Senior AWEX market analyst Lionel Plunkett said the national offering increased slightly this week – up 1064 bales — to 39,894 bales.
“Although quantities increased on the previous week, the current AWEX Four Week Forecast is showing a continual reduction in quantity over the coming month.
“This forecast has led many exporters to attempt to secure meaningful quantity, while it is still available,” he said.
“Prices remained relatively unchanged on the first day of selling, this was reflected in the AWEX Eastern Market Indicator which recorded no change.
“On the second day of selling buyers became more aggressive in their approach, resulting in price increases across the board,” he said.
“The prices being realised were generally 10 to 20 cents above those achieved in the previous week.”
Mr Plunkett said the EMI rose by 10 cents this week, to close at 1944c/kg clean.
“The EMI has now risen for six consecutive weeks, adding 95 cents since Week 24.”
He said the first designated superfine sale was held in Sydney this week and the specialty selection attracted strong support, pushing the Micron Price Guides for wool 18 micron and finer up by 40 to 45 cents.
“Also, worth noting, due to currency movements, when viewed in US$ terms the EMI lost 25 cents for the series.”
The EMI in US$ lifted 25 cents to US1380 cents as the A-US$ exchange rates fell 1.68 cents to US70.99 cents.
Crossbred wool prices lift 25-40 cents
Prices for crossbred wool in the 25-30 micron range increased between 20 and 40 cents, Mr Plunkett said. A limited selection of 32.0 micron were generally unchanged.
The oddments market finished marginally easier; generally 5 to 10 cents on most types.
Non-mulesed Merino clip sells well
Macarthur wool grower Gareth Spring sold his family’s Merino and crossbred non-mulesed and ceased mulesed clip through Elders this week, with most lines making above valuation. The family’s early January shorn Fernleigh-Barrama blood Merino fleece peaked at 1769c/kg greasy — 38 cents above valuation — for a six-bale line of 19 micron wool with a yield of 76.8pc, staple length of 101mm and tensile strength of 39 Newtons/kilotex.

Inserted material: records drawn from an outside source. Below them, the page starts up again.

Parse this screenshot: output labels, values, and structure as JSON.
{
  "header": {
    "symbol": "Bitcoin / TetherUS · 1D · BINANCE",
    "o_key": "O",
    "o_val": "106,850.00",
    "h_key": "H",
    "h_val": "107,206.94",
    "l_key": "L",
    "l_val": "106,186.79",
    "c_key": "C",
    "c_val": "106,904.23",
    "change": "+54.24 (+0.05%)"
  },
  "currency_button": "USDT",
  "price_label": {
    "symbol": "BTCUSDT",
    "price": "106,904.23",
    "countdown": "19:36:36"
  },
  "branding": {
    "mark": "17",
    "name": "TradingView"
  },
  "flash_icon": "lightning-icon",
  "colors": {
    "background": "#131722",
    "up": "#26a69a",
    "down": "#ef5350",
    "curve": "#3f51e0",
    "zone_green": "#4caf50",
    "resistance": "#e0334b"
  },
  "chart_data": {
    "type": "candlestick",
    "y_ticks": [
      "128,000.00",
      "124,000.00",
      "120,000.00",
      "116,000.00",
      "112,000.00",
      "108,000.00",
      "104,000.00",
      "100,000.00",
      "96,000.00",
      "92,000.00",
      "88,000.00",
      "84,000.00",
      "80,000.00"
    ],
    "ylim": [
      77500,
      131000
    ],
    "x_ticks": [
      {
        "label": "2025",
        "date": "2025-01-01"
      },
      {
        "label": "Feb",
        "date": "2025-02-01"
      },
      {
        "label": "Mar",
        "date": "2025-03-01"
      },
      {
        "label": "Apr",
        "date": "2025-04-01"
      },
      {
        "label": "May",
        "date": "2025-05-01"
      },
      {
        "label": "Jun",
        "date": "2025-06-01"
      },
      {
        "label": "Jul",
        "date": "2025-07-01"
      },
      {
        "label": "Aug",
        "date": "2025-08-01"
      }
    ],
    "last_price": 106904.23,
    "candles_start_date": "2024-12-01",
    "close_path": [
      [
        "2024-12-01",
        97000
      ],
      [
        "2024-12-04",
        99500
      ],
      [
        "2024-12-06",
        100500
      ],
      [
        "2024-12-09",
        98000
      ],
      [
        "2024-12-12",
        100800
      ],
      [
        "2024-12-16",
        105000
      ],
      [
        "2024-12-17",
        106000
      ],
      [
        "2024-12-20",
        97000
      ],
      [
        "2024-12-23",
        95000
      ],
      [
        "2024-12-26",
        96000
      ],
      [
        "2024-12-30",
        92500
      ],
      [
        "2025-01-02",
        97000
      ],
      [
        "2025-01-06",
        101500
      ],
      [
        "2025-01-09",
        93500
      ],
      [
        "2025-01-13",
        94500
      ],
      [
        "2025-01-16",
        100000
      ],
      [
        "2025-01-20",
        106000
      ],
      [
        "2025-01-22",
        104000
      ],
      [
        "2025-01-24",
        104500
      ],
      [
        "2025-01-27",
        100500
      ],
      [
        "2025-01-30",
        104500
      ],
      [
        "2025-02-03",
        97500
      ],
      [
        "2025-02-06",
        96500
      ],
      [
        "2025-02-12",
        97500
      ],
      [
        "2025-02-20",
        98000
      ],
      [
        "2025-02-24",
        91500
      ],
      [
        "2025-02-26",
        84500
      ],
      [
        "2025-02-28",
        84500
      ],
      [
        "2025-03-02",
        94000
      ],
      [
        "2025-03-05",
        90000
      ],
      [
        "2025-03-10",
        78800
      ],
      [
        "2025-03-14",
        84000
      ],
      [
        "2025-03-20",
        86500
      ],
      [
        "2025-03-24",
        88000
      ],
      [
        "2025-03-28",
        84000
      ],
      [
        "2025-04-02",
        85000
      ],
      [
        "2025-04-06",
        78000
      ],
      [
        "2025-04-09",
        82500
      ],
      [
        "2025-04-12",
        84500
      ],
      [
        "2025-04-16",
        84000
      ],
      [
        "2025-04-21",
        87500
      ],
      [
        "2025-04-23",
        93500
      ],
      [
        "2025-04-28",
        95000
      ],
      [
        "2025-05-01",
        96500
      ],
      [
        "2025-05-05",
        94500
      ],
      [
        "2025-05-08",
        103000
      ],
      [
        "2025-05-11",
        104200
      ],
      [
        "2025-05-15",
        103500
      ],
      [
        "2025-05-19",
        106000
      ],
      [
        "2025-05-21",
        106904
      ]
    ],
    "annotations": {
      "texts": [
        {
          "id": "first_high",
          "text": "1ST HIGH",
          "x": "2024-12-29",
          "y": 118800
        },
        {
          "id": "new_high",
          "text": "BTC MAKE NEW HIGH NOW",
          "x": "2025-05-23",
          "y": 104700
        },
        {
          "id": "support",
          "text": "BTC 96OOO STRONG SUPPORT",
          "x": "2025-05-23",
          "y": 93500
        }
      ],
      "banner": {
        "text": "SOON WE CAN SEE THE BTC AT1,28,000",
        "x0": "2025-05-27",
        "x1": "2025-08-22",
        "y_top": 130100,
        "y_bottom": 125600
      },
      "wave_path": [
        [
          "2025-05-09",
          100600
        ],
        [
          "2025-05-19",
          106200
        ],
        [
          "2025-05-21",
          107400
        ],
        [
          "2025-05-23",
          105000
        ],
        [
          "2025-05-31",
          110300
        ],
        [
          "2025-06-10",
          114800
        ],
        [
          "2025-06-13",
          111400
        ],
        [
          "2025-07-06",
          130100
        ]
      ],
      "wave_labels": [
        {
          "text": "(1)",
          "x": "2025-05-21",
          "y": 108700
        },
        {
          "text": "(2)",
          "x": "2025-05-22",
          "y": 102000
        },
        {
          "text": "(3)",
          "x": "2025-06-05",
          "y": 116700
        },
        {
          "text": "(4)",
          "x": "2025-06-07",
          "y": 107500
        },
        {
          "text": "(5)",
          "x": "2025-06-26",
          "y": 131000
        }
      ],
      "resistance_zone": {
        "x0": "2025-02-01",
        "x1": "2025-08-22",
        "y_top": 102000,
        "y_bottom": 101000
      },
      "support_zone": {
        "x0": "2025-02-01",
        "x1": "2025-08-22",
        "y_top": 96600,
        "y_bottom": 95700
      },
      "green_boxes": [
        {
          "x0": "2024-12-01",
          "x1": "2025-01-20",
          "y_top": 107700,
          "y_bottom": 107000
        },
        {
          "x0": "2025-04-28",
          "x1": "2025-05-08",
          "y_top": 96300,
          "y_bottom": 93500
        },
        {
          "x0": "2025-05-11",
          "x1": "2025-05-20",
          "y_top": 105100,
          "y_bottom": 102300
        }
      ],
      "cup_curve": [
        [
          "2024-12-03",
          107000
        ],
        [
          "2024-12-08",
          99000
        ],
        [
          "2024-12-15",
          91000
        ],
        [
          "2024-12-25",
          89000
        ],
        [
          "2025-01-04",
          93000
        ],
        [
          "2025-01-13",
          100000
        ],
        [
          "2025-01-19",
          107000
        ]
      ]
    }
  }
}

The clip also attracted bidding from a non-mulesed order from a Japanese retailer.
Mr Spring said the season got off to a very tough start, but has turned out well.

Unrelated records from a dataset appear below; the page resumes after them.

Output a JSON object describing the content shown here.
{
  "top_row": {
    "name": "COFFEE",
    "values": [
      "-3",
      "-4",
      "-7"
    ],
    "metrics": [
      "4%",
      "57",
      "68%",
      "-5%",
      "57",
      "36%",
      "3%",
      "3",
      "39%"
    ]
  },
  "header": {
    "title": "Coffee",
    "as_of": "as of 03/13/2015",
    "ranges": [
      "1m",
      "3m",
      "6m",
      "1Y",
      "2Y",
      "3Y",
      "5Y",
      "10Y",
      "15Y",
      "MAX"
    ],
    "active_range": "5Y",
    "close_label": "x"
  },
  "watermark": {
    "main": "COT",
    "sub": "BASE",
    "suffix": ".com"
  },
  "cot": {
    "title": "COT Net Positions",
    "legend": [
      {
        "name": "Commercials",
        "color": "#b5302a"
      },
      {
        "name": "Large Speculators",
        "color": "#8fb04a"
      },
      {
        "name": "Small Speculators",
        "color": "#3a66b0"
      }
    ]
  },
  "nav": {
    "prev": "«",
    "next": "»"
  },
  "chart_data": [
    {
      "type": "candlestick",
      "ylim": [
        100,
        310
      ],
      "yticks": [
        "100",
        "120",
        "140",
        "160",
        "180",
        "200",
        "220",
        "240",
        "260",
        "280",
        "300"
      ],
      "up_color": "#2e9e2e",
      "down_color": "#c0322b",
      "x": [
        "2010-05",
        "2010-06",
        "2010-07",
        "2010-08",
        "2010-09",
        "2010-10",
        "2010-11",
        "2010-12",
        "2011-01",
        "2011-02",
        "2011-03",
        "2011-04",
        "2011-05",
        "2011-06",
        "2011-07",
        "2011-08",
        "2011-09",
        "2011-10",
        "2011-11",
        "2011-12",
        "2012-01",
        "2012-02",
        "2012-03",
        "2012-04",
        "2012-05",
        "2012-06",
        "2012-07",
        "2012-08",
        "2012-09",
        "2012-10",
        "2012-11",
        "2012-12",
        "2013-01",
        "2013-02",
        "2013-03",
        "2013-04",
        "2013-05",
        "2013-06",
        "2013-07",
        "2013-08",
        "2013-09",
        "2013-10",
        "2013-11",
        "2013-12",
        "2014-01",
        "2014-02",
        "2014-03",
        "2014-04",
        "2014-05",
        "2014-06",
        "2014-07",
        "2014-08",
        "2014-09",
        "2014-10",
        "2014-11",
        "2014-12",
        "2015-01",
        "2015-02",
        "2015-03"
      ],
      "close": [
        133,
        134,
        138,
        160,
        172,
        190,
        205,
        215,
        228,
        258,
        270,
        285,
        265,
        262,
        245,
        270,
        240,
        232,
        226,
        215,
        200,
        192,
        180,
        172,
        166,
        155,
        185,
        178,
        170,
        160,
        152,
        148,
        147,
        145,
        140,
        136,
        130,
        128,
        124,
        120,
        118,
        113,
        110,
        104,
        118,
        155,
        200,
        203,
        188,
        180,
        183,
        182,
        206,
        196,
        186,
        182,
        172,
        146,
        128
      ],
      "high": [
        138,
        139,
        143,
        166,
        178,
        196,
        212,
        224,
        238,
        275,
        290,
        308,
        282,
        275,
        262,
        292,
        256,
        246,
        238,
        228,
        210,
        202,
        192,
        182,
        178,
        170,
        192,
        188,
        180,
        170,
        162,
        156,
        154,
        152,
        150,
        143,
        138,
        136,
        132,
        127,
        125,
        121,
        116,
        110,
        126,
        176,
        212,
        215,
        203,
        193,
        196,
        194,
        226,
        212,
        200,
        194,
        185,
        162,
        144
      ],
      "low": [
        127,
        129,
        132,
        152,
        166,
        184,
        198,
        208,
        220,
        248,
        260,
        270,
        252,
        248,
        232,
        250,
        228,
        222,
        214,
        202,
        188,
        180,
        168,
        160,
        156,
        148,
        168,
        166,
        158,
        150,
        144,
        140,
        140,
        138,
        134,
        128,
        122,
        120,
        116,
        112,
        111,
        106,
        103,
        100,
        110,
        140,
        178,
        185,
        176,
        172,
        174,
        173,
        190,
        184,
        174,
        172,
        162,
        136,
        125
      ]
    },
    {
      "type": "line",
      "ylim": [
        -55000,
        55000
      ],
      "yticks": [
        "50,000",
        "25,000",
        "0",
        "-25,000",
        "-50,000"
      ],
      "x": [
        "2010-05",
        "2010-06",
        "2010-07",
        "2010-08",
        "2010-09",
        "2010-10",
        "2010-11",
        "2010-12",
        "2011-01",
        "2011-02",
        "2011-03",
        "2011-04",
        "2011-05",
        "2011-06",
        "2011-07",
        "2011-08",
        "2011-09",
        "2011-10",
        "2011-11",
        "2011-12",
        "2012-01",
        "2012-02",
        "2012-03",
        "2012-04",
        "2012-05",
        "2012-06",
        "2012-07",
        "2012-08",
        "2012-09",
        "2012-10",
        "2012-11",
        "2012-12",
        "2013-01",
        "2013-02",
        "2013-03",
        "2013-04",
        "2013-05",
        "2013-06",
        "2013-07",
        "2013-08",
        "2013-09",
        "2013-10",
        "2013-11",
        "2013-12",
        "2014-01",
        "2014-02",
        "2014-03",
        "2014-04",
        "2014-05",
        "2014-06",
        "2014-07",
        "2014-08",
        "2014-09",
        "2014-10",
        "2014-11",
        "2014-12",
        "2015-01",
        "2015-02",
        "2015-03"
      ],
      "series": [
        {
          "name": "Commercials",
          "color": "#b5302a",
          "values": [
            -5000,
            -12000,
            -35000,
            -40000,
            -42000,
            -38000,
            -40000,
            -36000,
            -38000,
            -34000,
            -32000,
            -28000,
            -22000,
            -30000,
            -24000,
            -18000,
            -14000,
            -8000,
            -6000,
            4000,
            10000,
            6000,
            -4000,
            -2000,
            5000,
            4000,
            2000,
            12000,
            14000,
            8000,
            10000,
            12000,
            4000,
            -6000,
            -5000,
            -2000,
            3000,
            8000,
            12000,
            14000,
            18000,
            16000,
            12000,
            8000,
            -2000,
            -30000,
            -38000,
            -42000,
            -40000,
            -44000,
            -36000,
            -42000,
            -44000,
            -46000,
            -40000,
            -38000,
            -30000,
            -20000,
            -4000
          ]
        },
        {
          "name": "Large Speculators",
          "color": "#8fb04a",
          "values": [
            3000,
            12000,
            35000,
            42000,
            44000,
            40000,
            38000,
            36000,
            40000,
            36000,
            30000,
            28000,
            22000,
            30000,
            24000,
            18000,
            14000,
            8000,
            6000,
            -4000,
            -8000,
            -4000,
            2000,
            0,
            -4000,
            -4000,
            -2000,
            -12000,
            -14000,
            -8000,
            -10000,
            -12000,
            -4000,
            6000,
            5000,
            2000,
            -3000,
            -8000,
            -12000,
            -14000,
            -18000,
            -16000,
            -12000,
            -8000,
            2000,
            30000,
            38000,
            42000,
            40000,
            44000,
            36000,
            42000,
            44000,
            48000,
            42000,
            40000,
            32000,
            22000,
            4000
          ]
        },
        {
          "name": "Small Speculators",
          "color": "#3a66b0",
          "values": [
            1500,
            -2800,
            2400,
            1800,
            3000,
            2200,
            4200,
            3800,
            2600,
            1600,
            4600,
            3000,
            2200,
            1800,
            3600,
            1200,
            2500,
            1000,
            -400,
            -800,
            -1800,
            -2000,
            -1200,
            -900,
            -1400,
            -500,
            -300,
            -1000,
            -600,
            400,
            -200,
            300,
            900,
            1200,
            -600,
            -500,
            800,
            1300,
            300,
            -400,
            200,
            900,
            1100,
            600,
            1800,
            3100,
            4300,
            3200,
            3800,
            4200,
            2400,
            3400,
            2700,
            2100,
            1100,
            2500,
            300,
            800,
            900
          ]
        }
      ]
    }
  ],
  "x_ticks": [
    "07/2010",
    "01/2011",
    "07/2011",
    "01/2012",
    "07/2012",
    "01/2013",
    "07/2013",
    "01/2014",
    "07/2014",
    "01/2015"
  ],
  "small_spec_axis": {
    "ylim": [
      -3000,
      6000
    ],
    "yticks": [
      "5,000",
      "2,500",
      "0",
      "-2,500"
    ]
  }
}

“Our clip is down on wool cut, but about six bales, which might be about five percent.”
Elders district wool manager Andrew Howells said non-mulesed and ceased mulesed wool with the right measurements and fitting a buyer’s requirements is receiving premiums.
“The market was very solid and certainly the dollar helped.
“They were certainly paying for quality and the lower end sold well also – it’s holding up quite well.”
Mr Howells said conditions in China were still quite slow, but the market was holding up well despite recent Chinese holidays.
AWI credits bouyant prices to demand
Australian Wool Innovation’s weekly market report said the buoyant wool prices were indicative of the continuation of the underlying strength of demand.
“The industry is retaining, and indeed improving, its wool values in face of many external and negative influences.
“A reported general deterioration in the global economy, in particular the slowing in China’s GDP growth, the debacle that the Brexit negotiations has turned into and the tariff disagreement between the USA and China are all cited as potential disruptors to the ongoing demand for luxury products where wool consumption sits,” AWI said.
“To this end though, no real evidence or impact has been seen on the returns of wool growers here locally at auction.”
AWI said improved quality clips in the designated superfine sale in Sydney sale centre were duly rewarded and prices on these best style and strength wools finer than 19 micron increased 60-80 cents for the week and now attract premiums of around 180-260c/kg clean.
“Chinese interests are expected to become more active as their holidays end and they return to normal operations.
“With the A$ continuing to trade at weak rates against the USD, this can only help retain local values,” AWI said.